Suffering a work injury can have devastating consequences. More severe injuries may have lasting consequences that lead to a disability claim and being out of work can wreak havoc on one’s income.
Thankfully, workers injured on the job can rely on their employer’s workers’ compensation insurance to help with medical bills. At least, worker’s comp insurance will cover bills if approved by the employer’s insurance company. So, what happens if insurance denies a claim?
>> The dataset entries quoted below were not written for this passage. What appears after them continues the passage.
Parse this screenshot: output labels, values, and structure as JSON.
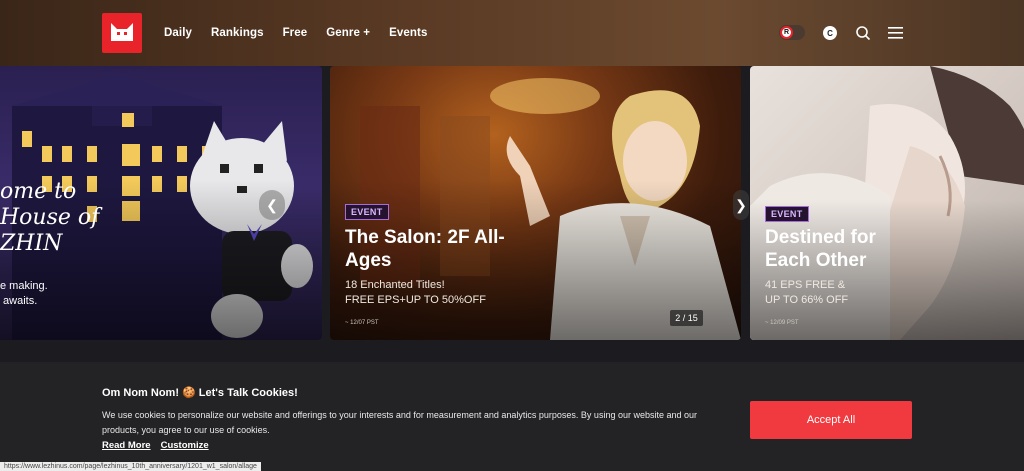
{
  "header": {
    "nav": [
      "Daily",
      "Rankings",
      "Free",
      "Genre +",
      "Events"
    ],
    "toggle_letter": "R",
    "coin_letter": "C"
  },
  "carousel": {
    "cards": [
      {
        "title_fragment": "ome to\nHouse of\nZHIN",
        "sub": "e making.\n awaits."
      },
      {
        "badge": "EVENT",
        "title": "The Salon: 2F All-Ages",
        "sub1": "18 Enchanted Titles!",
        "sub2": "FREE EPS+UP TO 50%OFF",
        "date": "~ 12/07 PST"
      },
      {
        "badge": "EVENT",
        "title": "Destined for Each Other",
        "sub1": "41 EPS FREE &",
        "sub2": "UP TO 66% OFF",
        "date": "~ 12/09 PST"
      }
    ],
    "counter": "2 / 15",
    "prev_arrow": "❮",
    "next_arrow": "❯"
  },
  "cookie": {
    "title": "Om Nom Nom! 🍪 Let's Talk Cookies!",
    "text": "We use cookies to personalize our website and offerings to your interests and for measurement and analytics purposes. By using our website and our products, you agree to our use of cookies.",
    "read_more": "Read More",
    "customize": "Customize",
    "accept": "Accept All"
  },
  "status_url": "https://www.lezhinus.com/page/lezhinus_10th_anniversary/1201_w1_salon/allage",
  "colors": {
    "brand": "#e8232a",
    "accept": "#f03a3f",
    "badge": "#a66cd9"
  }
}
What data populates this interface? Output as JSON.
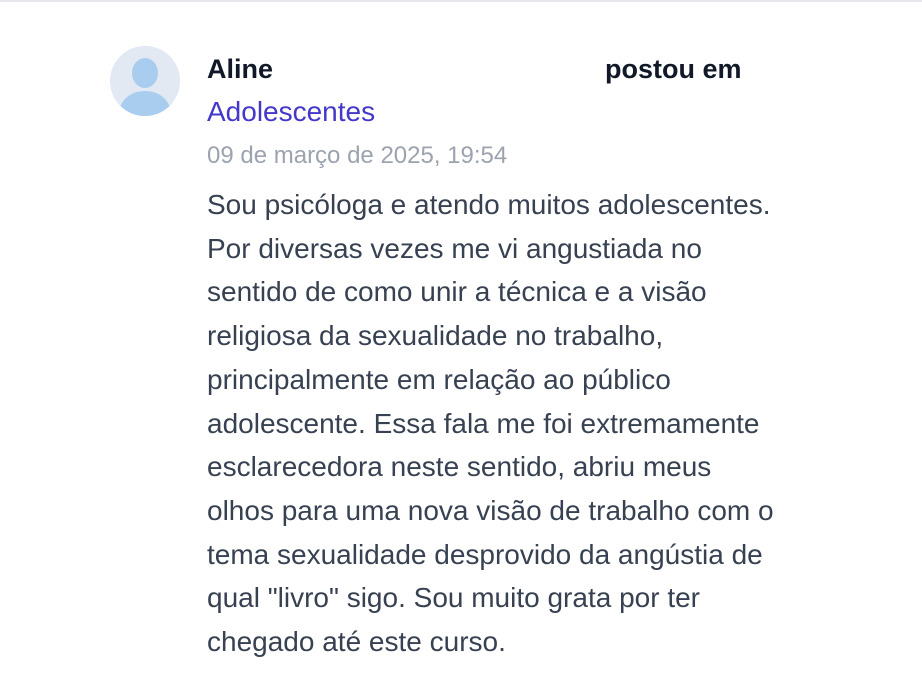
{
  "comment": {
    "author": "Aline",
    "action": "postou em",
    "group": "Adolescentes",
    "timestamp": "09 de março de 2025, 19:54",
    "body": "Sou psicóloga e atendo muitos adolescentes.\nPor diversas vezes me vi angustiada no\nsentido de como unir a técnica e a visão\nreligiosa da sexualidade no trabalho,\nprincipalmente em relação ao público\nadolescente. Essa fala me foi extremamente\nesclarecedora neste sentido, abriu meus\nolhos para uma nova visão de trabalho com o\ntema sexualidade desprovido da angústia de\nqual \"livro\" sigo. Sou muito grata por ter\nchegado até este curso.",
    "avatar_icon": "default-user-avatar-icon"
  },
  "colors": {
    "author": "#111827",
    "group_link": "#4338ca",
    "timestamp": "#9ca3af",
    "body": "#374151",
    "avatar_bg": "#e3e9f3",
    "avatar_figure": "#a9cdef"
  }
}
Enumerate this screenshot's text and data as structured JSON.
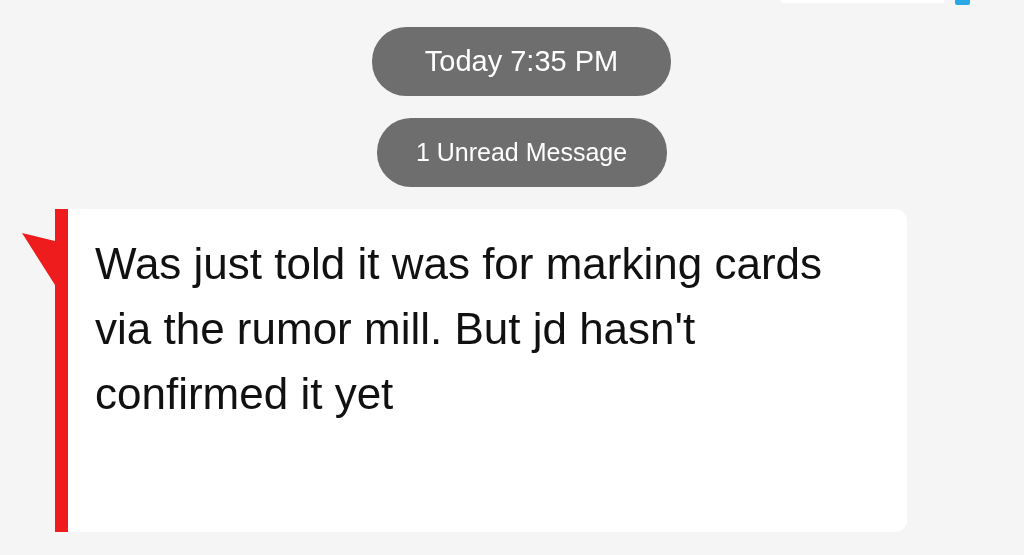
{
  "timestamp": "Today 7:35 PM",
  "unread_divider": "1 Unread Message",
  "messages": [
    {
      "kind": "incoming",
      "text": "Was just told it was for marking cards via the rumor mill. But jd hasn't confirmed it yet",
      "unread": true
    }
  ]
}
How to appeal a denied claim in Maryland
Insurance companies may deny workers’ comp claims for several reasons. They may claim the injury occurred offsite or that the claimant sought care with an unapproved medical provider. Whatever the reason, Maryland offers workers several appeal options to secure medical coverage and protect their finances.
An attorney can help guide a claimant through the appeals process:
- Request a hearing: When denied, the Maryland Workers’ Compensation Commission sends the claimant a Notice of Dispute. The claimant will then submit an Issues Form with the Commission to request a hearing in front of a Commissioner. After hearing from the claimant and the employer, the Commissioner makes their ruling.
- Request a rehearing: Claimants may request a rehearing within 15 days of the Commissioner’s decision. The only reason the Commission will approve a rehearing is if the Commissioner made a legal error during the initial hearing.
- Appeal to the Circuit Court: Even if denied a rehearing, people may appeal to the Circuit Court within 30 days of the Commission’s ruling. An attorney can help file a Notice of Appeal with the Circuit Court, secure the hearing transcript and represent the claimant in court.
- Appeal to the Maryland Court of Special Appeals: If still denied, Maryland’s Court of Special Appeals can hear the appeal, but any errors can severely hurt one’s case.
Legal representation can help an appeal
Maryland residents looking to appeal a workers’ comp denial may find more success hiring a local lawyer familiar with employment law. An attorney can locate the relevant documents, help fill out pertinent information and work with judges and court personnel toward a resolution.